I love Urusawa’s work. It’s unique, from artstyle to storytelling. It always feels grounded in reality. It's immersive, personal and flawed in a very familiar, endearing way. I had honestly put off 20th century boys for a long time because I was terrified - Monster had been my favorite animanga for so long that I didn't want it to be replaced. I was so certain this 250-chapter monolith with the incredibly cool cover would be IT.
20th century boys (yes, I read the epilogue-sequel as well) was indeed an indescribable experience. But I struggle to give it more than a 7/10, because it was not a good one. Those endearing flaws I knew were amplified, stretched out, and in the end, It didn't feel like a thrilling cat-and-mouse chase. It felt like a will-they-won't-they, with all the frustration those kinds of romcoms bring. It's unpredictability had somehow made it predictable.
In a good mystery, some questions get resolved, which leads to more questions, which need to be solved again until the main one is reached. Here, nothing gets resolved until you stop caring. At that point, it has zero bearing on the plot whether anyone knows it or not, because the relevant plotline has already been resolved. It's frustrating.
Moving on from the mystery aspects to the characters... I loved Kenji, Kanna and Otcho in the first arcs. After that, Kanna became a more two-dimensional version of Anna (I just realized they're one letter apart, boy am I slow), the other two became impersonal symbols and the rest didn't end up with much better treatment. Kaminaga-sama was the only recurring character that made me feel anything when he showed up in a scene at that point. I'm not going to comment on Friend with a capital F since the question of his identity was shoved in my face so much that I stopped caring after the 5th fakeout.
Urusawa's characters are a special type you can rarely get anywhere else - which is why it's sad to see them get just barely not enough pagetime. The switch to a completely different cast and world through the timeskip felt jarring, since I had almost zero attachment to any of the characters or goals presented, and there was not enough time to build it up before the plot started rolling. On top of that, when the old cast reappeared, they were unrecognisable - and not in a good way. They felt... flat, corny, like the vibrant, human personalities have been replaced with classic-grimdark-seinen-brooding-protag. They kept saying the same sorts of things over and over, all reduced to gimmicks and monologues.

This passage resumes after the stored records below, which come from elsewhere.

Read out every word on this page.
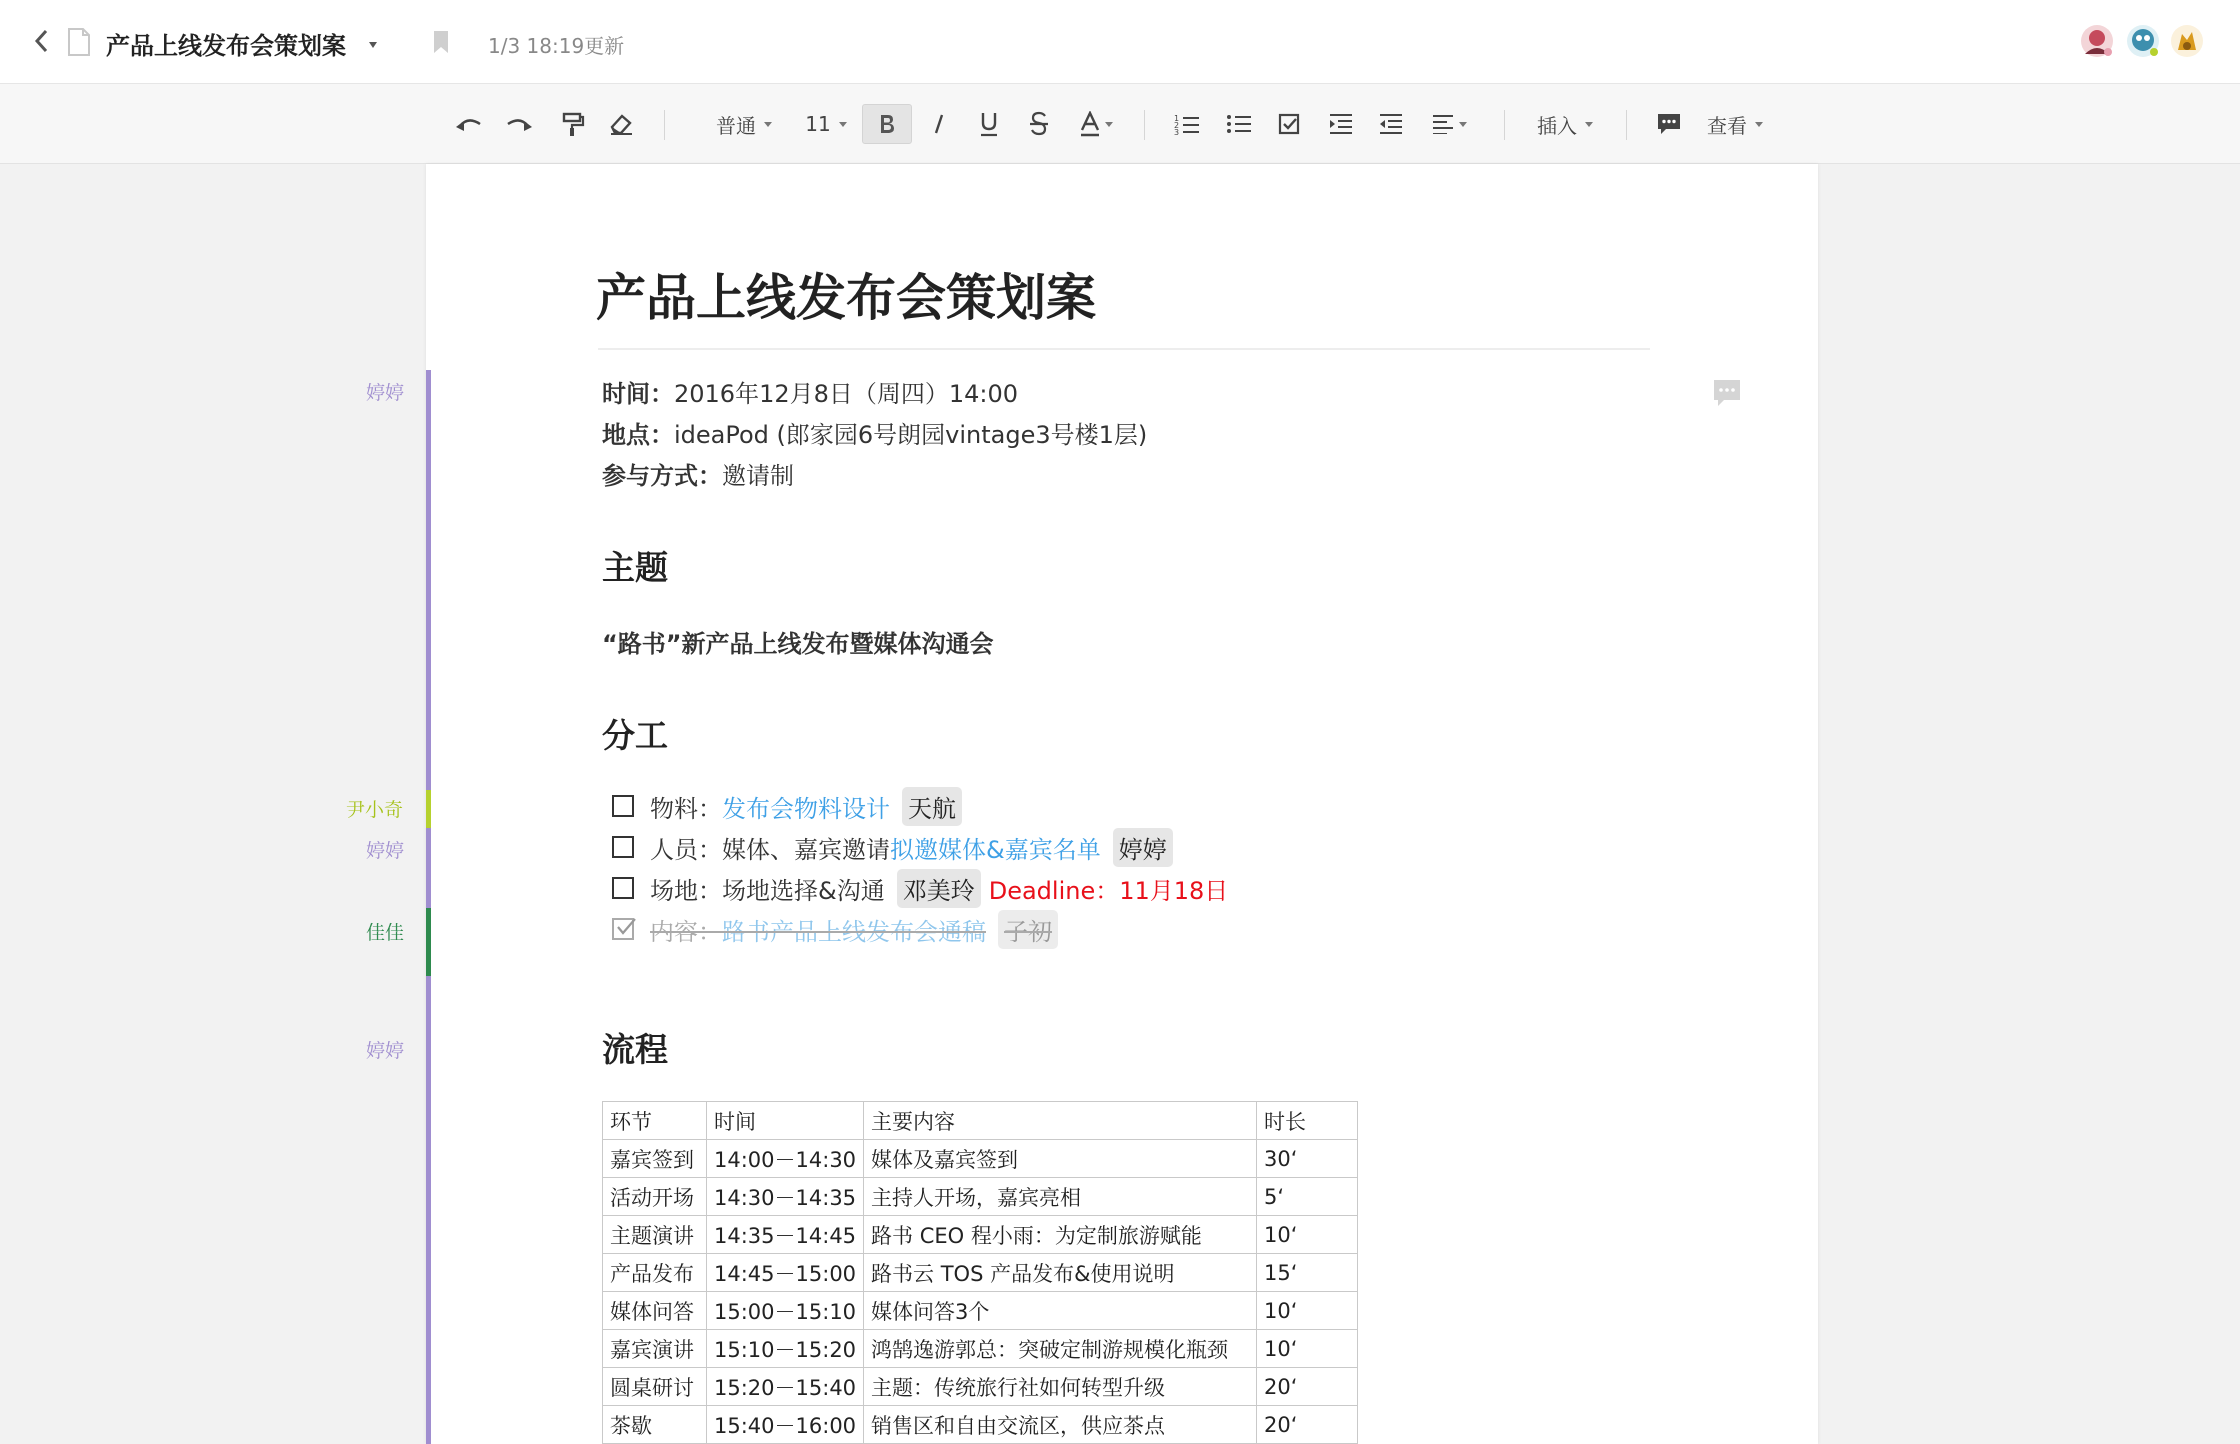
产品上线发布会策划案	1/3 18:19更新
普通 11	1
2
3	插入	查看
婷婷
尹小奇
婷婷
佳佳
婷婷
产品上线发布会策划案
时间：2016年12月8日（周四）14:00
地点：ideaPod (郎家园6号朗园vintage3号楼1层)
参与方式：邀请制
主题
“路书”新产品上线发布暨媒体沟通会
分工
物料： 发布会物料设计 天航
人员： 媒体、嘉宾邀请 拟邀媒体&嘉宾名单 婷婷
场地： 场地选择&沟通 邓美玲 Deadline：11月18日
内容： 路书产品上线发布会通稿 子初
流程
环节	时间	主要内容	时长
嘉宾签到	14:00－14:30	媒体及嘉宾签到	30‘
活动开场	14:30－14:35	主持人开场，嘉宾亮相	5‘
主题演讲	14:35－14:45	路书 CEO 程小雨：为定制旅游赋能	10‘
产品发布	14:45－15:00	路书云 TOS 产品发布&使用说明	15‘
媒体问答	15:00－15:10	媒体问答3个	10‘
嘉宾演讲	15:10－15:20	鸿鹄逸游郭总：突破定制游规模化瓶颈	10‘
圆桌研讨	15:20－15:40	主题：传统旅行社如何转型升级	20‘
茶歇	15:40－16:00	销售区和自由交流区，供应茶点	20‘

Also, one feature of this work that differentiates it a lot from Monster is that if people die off screen, they are never dead, but the story assumes that we don’t realise that. The setting is meant to turn into an everyone-will-die, super-dangerous dystopia, but the only people who die had very little pagetime in the first place, and in a few cases even if we did “see” someone die, they’re alive anyways. It’d almost say it’s treating us like we’re stupid, except the plot armor is the actual stupid thing in this case. A few death-fakeouts I can stand, but when it happens over ten times over, there is no tension left at all.
There is also something I'd begun calling the "tokyo revengers effect", but will now have to switch to "20th century effect" since Urusawa apparently got to it first. You know the person you just met in the present? They are actually connected to everyone's backstory, even though they've been conveniently left out in every flashback so far instead of being treated as side characters and having their relevance revealed later. This sort of retconning over and over, adding more and more characters... It just feels cheap, especially when it would've been really easy to acknowledge their existence and set up a Chekhov's gun instead.
It’s especially bad in this case, since it's like starting a "who dun it" story and only knowing about half the cast at the start - it makes zero sense from a storytelling perspective, and every addition feels like you've been lied to. The author is not on equal ground with you - he's cheating. What reason do you have to continue playing, then? It stops being fun, since you lose any personal investment in figuring out the story alongside the characters. When you're not trying to predict things, the story is no longer unpredictable. When you lose the suspension of disbelief, you're ready for anything, because you're not fully immersed or taking the plot seriously.
I love the concept behind the story. When I finished reading it and put everything together about it, it made me feel really happy to think about. On the other hand, reading the manga was... not interesting or enjoyable at all, besides a few fun moments.
I think this is a pitfall a lot of stories fall into. The thing you need to know in order to like the story will only be figured out by the 1% on their first read, or even at all. A deeper layer can be exciting, I enjoy underlying mysteries as well. However, there needs to be something else on top of that, something for the 99% to make reading it feel enjoyable, to get them to read it again and want to dive deeper. I don’t think 20th century boys has that.
Stories are meant to be an immersive experience. Something you feel is your own. Reading 10k word explanations on the internet is not that - especially when it's necessary to enjoy the story at all, or to have any kind of closure. Stories that can be dissected endlessly is great, but the first thing you feel upon finishing a good story shouldn't be emptiness and confusion, but curiosity and the feeling of having gained something important. At least in my opinion.
The initial set-up and the overall idea and lore behind the story is going to be something I will always remember, because it truly is amazing. However, it will never feel mine like other great stories did. As if I were there, as if I knew the characters, as if I had also been solving the mystery as it unravelled. I didn't enjoy the execution at all, but I’m sure many others did.